The vegetable gardening season starts much later (weeks or sometimes a month behind Denver and the Front Range). Cook said the Extension Service has a chart for the best times to plant various veggies. Plants best suited for Gilpin County typically fall in the Zones 3-4 category of the United States Department of Agriculture Growing Charts. “It’s not always about the zone-it’s about how cold tolerant the plant is,” said the Gilpin County resident. “Even in the summer, we have some cold weather, especially at night. That’s why I encourage people to try cool-season vegetables. If you want to try warm-season crops, you’re going to have to do some extra work to protect them from the cold. If it’s someone new to this area, I tell them to stick with the cool-season crops: carrots, radish, turnips, snap peas, spinach, kale and lots of greens.” See the Gilpin planting guide, which also can be found on the website.

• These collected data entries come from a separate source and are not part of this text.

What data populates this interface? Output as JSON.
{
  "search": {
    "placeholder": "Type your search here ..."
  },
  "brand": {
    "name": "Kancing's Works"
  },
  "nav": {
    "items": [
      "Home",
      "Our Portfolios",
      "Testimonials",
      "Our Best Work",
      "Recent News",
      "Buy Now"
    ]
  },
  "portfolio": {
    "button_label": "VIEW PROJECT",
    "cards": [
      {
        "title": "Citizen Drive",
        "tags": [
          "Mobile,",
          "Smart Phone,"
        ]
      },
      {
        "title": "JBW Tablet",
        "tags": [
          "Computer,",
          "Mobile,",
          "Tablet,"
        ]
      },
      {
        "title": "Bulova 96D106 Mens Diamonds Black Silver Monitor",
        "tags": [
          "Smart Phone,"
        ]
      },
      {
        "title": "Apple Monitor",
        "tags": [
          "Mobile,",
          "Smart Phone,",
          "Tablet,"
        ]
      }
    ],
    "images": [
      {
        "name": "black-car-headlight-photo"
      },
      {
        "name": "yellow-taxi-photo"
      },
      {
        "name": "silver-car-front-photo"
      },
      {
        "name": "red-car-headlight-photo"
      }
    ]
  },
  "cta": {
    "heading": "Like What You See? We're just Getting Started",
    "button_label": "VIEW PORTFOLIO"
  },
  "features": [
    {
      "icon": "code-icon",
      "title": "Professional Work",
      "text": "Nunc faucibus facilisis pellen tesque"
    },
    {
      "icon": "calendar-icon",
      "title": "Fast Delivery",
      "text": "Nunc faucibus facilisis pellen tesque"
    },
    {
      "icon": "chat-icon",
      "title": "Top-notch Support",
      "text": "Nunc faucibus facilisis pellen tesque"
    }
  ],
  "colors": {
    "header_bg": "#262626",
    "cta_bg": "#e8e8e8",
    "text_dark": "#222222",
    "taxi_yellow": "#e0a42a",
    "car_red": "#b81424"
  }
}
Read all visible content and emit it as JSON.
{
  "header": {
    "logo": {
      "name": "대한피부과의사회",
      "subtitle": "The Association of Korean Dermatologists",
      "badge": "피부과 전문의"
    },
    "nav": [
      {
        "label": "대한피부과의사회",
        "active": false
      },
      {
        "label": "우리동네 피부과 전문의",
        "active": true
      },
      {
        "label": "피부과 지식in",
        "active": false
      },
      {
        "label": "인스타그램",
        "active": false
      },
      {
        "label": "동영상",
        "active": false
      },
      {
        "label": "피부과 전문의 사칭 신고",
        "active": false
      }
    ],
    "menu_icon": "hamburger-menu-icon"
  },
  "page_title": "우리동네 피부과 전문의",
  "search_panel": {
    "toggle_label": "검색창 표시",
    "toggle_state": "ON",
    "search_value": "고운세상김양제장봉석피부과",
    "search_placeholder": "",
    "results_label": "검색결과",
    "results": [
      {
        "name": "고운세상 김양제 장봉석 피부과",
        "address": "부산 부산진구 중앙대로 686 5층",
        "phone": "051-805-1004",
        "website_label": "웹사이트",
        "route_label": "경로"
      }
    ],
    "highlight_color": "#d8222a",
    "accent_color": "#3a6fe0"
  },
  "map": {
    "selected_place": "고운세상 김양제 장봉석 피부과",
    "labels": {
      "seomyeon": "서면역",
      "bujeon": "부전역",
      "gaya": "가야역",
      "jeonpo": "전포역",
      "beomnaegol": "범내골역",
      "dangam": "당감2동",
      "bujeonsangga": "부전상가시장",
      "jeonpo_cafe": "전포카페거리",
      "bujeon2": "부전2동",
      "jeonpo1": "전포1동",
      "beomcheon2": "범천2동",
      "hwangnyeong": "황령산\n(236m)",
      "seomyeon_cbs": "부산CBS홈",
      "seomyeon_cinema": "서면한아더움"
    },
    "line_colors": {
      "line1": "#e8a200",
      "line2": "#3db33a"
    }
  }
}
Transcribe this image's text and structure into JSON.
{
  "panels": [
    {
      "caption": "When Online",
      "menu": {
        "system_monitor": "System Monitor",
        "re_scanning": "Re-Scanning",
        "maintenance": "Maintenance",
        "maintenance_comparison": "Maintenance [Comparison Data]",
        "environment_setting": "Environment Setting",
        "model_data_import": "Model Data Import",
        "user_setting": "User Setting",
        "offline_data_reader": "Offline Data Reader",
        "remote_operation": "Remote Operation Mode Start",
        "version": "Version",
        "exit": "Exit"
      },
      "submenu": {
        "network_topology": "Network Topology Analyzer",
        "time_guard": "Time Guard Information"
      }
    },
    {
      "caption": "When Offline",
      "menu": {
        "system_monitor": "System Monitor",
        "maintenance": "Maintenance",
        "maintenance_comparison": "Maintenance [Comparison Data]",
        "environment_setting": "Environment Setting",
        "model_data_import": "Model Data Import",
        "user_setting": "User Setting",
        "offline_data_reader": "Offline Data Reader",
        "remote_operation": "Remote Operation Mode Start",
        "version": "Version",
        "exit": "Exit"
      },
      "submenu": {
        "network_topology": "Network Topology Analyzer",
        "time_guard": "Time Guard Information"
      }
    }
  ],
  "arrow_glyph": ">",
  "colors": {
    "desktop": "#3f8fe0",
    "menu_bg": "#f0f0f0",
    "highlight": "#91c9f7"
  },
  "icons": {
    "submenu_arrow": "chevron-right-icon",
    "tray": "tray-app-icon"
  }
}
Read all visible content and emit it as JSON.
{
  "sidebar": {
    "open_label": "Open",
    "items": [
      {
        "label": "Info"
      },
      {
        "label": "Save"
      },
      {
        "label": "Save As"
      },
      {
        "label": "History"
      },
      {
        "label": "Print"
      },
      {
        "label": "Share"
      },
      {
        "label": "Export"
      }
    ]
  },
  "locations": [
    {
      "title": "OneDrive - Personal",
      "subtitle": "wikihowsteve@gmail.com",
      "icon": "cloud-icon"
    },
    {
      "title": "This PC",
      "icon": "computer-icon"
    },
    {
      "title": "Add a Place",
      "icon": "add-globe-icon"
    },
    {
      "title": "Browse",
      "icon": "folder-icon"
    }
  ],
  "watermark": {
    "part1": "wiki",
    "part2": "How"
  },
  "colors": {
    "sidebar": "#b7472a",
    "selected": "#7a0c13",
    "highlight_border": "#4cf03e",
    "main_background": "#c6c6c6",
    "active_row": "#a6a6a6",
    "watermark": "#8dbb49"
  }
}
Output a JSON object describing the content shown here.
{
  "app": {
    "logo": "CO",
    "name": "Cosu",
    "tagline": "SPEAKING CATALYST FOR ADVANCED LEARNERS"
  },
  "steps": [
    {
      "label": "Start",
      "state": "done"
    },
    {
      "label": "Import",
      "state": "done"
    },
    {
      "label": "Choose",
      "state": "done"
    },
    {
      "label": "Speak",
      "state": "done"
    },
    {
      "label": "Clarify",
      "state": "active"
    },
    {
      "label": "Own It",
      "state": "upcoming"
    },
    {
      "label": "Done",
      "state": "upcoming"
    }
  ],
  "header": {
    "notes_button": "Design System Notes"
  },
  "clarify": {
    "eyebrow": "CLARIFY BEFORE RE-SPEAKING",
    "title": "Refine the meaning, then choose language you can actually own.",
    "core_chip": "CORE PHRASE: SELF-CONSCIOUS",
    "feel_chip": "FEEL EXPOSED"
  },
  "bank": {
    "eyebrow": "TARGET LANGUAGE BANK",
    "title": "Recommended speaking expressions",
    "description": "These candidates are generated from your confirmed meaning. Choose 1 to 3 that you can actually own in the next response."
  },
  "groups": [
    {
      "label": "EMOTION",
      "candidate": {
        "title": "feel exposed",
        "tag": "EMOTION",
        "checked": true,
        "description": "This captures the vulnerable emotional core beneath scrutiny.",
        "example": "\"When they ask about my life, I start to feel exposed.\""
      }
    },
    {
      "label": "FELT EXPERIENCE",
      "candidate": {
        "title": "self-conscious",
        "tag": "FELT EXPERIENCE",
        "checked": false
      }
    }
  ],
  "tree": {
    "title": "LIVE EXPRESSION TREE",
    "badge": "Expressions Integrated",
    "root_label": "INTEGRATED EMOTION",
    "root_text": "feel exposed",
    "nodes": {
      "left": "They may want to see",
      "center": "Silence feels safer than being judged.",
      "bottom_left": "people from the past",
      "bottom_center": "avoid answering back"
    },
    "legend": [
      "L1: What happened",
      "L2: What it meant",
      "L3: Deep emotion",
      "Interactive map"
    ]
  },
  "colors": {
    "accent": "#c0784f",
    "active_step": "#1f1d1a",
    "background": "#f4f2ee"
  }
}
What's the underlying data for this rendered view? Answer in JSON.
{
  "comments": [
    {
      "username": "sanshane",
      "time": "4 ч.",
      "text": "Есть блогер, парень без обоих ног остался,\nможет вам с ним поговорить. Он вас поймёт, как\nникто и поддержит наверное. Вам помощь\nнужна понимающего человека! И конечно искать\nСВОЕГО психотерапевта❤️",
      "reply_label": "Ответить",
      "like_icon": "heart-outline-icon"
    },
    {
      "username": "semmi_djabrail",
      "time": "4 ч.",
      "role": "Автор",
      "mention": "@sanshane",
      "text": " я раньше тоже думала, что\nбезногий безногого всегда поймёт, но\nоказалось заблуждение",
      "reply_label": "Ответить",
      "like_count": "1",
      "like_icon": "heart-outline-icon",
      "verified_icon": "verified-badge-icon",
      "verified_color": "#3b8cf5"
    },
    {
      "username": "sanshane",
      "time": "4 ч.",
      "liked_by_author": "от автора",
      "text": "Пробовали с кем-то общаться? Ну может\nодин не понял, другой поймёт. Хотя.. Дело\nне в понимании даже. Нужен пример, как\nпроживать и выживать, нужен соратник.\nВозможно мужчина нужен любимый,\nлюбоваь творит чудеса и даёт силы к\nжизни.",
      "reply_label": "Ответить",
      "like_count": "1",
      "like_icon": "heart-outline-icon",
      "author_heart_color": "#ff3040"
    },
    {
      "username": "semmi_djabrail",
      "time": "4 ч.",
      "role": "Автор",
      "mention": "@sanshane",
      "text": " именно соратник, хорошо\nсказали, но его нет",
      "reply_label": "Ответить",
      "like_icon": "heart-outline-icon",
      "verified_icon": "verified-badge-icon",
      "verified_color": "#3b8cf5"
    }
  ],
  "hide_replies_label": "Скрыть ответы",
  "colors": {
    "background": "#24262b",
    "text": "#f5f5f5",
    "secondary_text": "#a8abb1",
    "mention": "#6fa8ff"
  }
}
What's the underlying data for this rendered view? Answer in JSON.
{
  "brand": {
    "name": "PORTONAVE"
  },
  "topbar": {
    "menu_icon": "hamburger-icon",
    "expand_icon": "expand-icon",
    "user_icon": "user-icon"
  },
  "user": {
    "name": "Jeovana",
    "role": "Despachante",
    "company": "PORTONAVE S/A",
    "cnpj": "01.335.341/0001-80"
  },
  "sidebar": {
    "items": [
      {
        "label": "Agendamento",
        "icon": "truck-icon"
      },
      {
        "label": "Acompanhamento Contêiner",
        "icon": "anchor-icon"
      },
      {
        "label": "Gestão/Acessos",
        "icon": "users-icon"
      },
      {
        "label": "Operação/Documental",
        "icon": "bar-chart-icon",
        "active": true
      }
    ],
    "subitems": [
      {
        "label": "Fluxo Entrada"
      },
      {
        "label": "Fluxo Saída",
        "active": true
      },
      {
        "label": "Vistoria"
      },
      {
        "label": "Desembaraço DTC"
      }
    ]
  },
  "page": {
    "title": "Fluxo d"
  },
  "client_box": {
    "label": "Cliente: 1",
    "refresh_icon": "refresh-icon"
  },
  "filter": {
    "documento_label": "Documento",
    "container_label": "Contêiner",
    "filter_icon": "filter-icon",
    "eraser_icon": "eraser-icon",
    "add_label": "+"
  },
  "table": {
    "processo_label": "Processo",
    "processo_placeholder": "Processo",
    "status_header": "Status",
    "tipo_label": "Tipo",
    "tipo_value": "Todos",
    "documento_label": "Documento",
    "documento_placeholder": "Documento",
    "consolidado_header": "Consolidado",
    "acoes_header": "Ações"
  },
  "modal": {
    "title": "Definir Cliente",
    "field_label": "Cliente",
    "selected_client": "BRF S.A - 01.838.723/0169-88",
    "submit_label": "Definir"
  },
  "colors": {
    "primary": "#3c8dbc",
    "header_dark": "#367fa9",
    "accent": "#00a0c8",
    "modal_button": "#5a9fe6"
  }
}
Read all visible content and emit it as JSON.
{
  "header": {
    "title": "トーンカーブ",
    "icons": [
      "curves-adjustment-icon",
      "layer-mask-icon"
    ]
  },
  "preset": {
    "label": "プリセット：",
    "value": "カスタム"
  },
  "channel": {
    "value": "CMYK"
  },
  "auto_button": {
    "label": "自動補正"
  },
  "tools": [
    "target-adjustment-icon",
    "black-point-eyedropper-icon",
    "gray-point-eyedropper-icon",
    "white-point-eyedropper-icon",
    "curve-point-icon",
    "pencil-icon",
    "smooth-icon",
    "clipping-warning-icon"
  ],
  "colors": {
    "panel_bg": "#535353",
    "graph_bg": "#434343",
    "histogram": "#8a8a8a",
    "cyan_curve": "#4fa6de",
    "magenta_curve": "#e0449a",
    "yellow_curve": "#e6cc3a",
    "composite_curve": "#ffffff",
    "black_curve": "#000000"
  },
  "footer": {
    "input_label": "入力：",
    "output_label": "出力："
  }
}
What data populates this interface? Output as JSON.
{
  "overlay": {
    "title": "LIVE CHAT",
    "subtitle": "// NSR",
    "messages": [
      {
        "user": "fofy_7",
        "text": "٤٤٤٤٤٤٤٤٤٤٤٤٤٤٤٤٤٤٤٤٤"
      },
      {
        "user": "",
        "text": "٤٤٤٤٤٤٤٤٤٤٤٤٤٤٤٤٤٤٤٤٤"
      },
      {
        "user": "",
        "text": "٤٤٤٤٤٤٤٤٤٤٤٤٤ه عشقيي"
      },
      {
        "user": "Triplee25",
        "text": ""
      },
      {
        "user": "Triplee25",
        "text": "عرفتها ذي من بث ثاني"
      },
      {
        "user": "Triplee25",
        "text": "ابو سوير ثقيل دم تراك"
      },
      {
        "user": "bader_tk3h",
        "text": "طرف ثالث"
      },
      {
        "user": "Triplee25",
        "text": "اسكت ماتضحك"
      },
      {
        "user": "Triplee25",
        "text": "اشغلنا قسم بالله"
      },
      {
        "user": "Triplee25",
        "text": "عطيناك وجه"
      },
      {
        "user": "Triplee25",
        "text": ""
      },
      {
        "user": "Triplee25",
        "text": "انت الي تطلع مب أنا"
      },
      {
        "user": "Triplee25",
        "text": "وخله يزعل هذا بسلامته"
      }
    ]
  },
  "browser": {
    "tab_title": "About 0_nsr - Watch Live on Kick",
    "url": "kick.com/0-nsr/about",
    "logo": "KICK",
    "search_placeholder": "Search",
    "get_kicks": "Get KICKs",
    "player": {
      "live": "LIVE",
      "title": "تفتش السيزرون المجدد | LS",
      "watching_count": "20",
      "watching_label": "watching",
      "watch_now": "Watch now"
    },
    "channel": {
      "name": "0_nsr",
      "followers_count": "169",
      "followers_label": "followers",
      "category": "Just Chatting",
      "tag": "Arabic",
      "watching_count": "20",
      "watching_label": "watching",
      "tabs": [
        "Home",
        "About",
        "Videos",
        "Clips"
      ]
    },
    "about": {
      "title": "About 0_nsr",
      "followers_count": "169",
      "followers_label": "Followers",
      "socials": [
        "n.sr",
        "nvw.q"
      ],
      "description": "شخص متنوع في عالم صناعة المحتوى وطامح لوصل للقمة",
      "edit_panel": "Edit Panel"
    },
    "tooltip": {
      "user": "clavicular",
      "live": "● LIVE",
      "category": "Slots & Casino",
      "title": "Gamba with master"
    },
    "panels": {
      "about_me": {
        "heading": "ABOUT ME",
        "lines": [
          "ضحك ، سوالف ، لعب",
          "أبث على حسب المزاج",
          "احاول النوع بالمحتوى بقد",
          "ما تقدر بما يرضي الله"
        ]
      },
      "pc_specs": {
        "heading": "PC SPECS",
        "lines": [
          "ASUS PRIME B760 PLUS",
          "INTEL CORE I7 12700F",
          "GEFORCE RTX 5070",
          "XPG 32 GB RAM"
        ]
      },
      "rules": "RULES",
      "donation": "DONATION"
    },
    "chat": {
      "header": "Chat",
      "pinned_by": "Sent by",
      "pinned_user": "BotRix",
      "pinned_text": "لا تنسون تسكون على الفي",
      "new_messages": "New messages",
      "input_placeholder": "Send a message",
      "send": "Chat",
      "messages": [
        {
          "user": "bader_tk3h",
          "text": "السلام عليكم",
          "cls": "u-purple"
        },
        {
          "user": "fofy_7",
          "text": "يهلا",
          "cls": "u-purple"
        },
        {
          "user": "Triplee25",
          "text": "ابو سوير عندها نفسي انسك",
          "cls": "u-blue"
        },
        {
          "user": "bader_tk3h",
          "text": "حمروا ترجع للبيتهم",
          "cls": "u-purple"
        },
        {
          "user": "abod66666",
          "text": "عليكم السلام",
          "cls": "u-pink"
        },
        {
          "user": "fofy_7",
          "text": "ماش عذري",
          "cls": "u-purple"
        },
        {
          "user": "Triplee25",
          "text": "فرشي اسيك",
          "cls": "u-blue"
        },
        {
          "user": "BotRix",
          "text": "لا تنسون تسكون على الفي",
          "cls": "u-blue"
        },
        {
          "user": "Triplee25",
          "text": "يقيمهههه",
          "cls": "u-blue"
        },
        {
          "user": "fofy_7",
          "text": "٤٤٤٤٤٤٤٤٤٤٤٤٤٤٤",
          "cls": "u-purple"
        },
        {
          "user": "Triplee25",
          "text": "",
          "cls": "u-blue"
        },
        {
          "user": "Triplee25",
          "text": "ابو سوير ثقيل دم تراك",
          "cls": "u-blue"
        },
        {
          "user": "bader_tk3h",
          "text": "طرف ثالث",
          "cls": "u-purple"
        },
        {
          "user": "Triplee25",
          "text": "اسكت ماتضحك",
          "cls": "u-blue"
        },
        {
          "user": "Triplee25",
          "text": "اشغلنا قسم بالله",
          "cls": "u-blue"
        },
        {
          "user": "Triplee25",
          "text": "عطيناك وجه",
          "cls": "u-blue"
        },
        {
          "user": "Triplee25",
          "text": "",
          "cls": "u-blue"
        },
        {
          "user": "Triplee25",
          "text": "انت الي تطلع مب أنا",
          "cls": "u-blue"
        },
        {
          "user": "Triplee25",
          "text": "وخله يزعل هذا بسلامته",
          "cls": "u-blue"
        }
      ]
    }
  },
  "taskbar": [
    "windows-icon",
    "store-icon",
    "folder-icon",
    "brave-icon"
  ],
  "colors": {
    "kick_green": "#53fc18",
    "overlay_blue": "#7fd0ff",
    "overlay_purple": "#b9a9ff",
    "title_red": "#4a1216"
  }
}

“We also have a native plant demonstration garden in front of our office. We are planning to have a demonstration garden at the new Gilpin County Human Services and Public Health Building. We have lists of native plants that grow well here on the website,” said Cook, who moved to Colorado with her husband in 2006. Prior to becoming the Gilpin Extension Service agent shortly before the pandemic struck, she previously worked on various agriculture projects with CSU.

The Extension service sells floating row cover for gardens in addition to grass and wildflower seeds. Each year, there is a sale for preorder trees, shrub seedlings, and native perennial flowers.

Gilpin Extension Service’s resource website also includes:

  • Factsheets on vegetable gardening in the mountains.
  • The Colorado Mountain Gardeners blog.
  • A list of mountain plant recommendations.
  • The link to an hour-long webinar on mountain gardening, recorded last year.
  • Information on fire-wise landscaping (what not to plant close to your house).

The same as other County Extension programs in the state, the Gilpin office also has a Master Gardener’s program.